Saber que niños y jóvenes con nombre y apellidos tienen hambre, hoy, con la comida que se tira en primer mundo, con los caprichitos que nos damos…aquí, en casa, nos duele en las entrañas.

Ibamos a darnos un caprichito el domingo antes de recibir a la comunidad de Inglaterra e Irlanda sabiendo que va a ser intensito y agotador como anfitrionas, y la Santa Ruah nos ha indicado donde encontraremos el gozo pleno, como siempre, en el compartir.

De madrugada ha entrado un mensaje de San Carlos, Filipinas.
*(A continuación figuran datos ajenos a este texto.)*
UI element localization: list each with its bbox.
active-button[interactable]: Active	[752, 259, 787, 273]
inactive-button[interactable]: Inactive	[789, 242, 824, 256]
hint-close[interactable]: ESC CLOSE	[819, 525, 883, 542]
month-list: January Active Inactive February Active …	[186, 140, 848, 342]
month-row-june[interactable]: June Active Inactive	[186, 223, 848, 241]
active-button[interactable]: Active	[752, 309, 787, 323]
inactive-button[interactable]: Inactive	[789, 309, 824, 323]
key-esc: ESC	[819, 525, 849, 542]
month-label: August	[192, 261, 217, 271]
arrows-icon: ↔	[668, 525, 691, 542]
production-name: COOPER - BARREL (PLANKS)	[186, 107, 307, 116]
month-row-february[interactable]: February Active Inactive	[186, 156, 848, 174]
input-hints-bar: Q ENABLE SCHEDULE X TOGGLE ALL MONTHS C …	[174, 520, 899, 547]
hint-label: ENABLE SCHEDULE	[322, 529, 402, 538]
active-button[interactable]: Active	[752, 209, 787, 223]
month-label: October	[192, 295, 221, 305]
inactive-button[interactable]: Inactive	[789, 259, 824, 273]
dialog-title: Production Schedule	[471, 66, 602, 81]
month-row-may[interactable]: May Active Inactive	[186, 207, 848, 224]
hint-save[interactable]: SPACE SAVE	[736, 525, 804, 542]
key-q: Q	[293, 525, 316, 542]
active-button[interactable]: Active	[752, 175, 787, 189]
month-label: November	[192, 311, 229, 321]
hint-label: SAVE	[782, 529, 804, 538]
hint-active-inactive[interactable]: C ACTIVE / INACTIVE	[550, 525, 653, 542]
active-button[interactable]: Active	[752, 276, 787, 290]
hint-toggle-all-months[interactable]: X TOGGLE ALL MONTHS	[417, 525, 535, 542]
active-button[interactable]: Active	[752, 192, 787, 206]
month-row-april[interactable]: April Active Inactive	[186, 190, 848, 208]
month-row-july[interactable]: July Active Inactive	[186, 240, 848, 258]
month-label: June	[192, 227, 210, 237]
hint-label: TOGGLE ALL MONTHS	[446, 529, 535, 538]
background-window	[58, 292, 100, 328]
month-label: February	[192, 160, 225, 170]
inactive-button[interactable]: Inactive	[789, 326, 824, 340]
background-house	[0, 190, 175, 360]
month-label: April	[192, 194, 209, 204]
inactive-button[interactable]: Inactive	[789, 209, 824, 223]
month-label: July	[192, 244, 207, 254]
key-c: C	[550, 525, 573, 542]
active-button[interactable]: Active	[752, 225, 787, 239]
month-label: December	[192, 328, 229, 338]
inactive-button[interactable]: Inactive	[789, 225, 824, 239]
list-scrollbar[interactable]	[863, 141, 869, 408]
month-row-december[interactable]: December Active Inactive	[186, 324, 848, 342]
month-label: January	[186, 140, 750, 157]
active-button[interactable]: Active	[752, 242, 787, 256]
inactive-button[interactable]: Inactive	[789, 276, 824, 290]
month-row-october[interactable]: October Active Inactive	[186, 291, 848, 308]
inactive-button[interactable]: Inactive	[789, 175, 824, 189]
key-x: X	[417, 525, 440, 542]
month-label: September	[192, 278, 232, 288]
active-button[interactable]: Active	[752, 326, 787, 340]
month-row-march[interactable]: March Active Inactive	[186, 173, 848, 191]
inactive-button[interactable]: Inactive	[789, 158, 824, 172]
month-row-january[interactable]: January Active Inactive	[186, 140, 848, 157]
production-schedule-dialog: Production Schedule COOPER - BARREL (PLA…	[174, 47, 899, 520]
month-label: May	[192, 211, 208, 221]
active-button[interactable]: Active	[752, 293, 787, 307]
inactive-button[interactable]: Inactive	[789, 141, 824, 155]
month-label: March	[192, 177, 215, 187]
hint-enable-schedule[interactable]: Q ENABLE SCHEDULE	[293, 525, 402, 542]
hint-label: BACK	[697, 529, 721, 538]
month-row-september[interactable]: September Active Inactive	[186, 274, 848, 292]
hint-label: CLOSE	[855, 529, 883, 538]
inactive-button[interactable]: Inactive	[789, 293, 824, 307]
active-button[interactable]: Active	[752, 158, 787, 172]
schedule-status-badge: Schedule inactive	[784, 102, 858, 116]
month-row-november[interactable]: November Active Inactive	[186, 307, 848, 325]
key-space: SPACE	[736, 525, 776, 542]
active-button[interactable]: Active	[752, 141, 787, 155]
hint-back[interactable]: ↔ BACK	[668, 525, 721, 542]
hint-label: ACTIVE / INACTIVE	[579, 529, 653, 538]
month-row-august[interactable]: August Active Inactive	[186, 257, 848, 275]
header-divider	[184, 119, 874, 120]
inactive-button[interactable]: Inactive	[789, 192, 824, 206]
A ese sonido sigue en casa el «aquí está nuestra sister Gud day» así nos saluda ella, en un inglés filipinizado, y sinceramente lo que menos le preocupa es la gramática.

Ahora no hay tifones. Gracias a Dios. Ahora hay un calor abrasador y gracias a nuestros donativos tienen un pozo de agua potable que comparten con el vecindario. Y gracias a nosotras y otras entidades tienen una cocina más digna y capaz de preparar los productos de la tierra que cultivan para consumo propio y para su venta, lo cual les da de comer. Pero no a todos y todas, porque no llega.

Nos dice en su mensaje que estaban preocupadas, las dos que viven en comunidad allí con los y las jóvenes que estudian agricultura ecológica, porque han sabido que los niños del barrio no rendían en el colegio.

Estas mujeres serán pobres pero son listas. Junto con algunos de los jóvenes han hecho un estudio sobre la situación y han comprobado que estos niños y niñas están hambrientos. Les alimentaron durante cuatro días para calcular cuánto comían y cómo actuaban si comían mejor. El resultado fue apabullante. Era hambre. Tienen hambre

«También ellos son tuyos Señor» le decía esta mañana a Jesús en mi tiempo de oración, y la respuesta era clara y precisa, «y tuyos, son tus hermanas y hermanos pequeños que si no comen bien ahora arrastrarán deficiencias físicas, sicológicas e intelectuales, siempre».

¿Pedimos dinero? Pedimos justicia para ellos, tal vez ya colaboramos con otras entidades. No queremos agobiar ni invadir. Pero si alguien puede, pronto haremos un envío. Las hermanas nos están preparando un estudio de cuanto necesitarían al mes y por cuanto tiempo.

Os lo iremos contando, mientras tanto, la Santa Ruah que es madre, nos avisa de que un primer envío es urgente. Nuestra hermana filipina, la del «gud day», nos lo dice en lenguaje oriental. No pide, nos cuenta, con inteligencia y bondad la que han montado deprisa y corriendo: 30 personitas a 3 comidas por día, evitando no sólo el no-rendimiento en la escuelita, sino la salud integral de sus cuerpecitos flacos y jóvenes, demasiado desnutridos como veréis en las fotos de ayer, y demasiado duro para que sea real.

Es una buena manera de recibir a la Santa Ruah este fin de semana, recibir a los hambrientos para lo cual no necesitamos de la IA que nos lo interprete, sino que seamos humanas con nuestros pequeños, si podemos.

Gracias, gracias mil en su nombre. Seguiremos informando.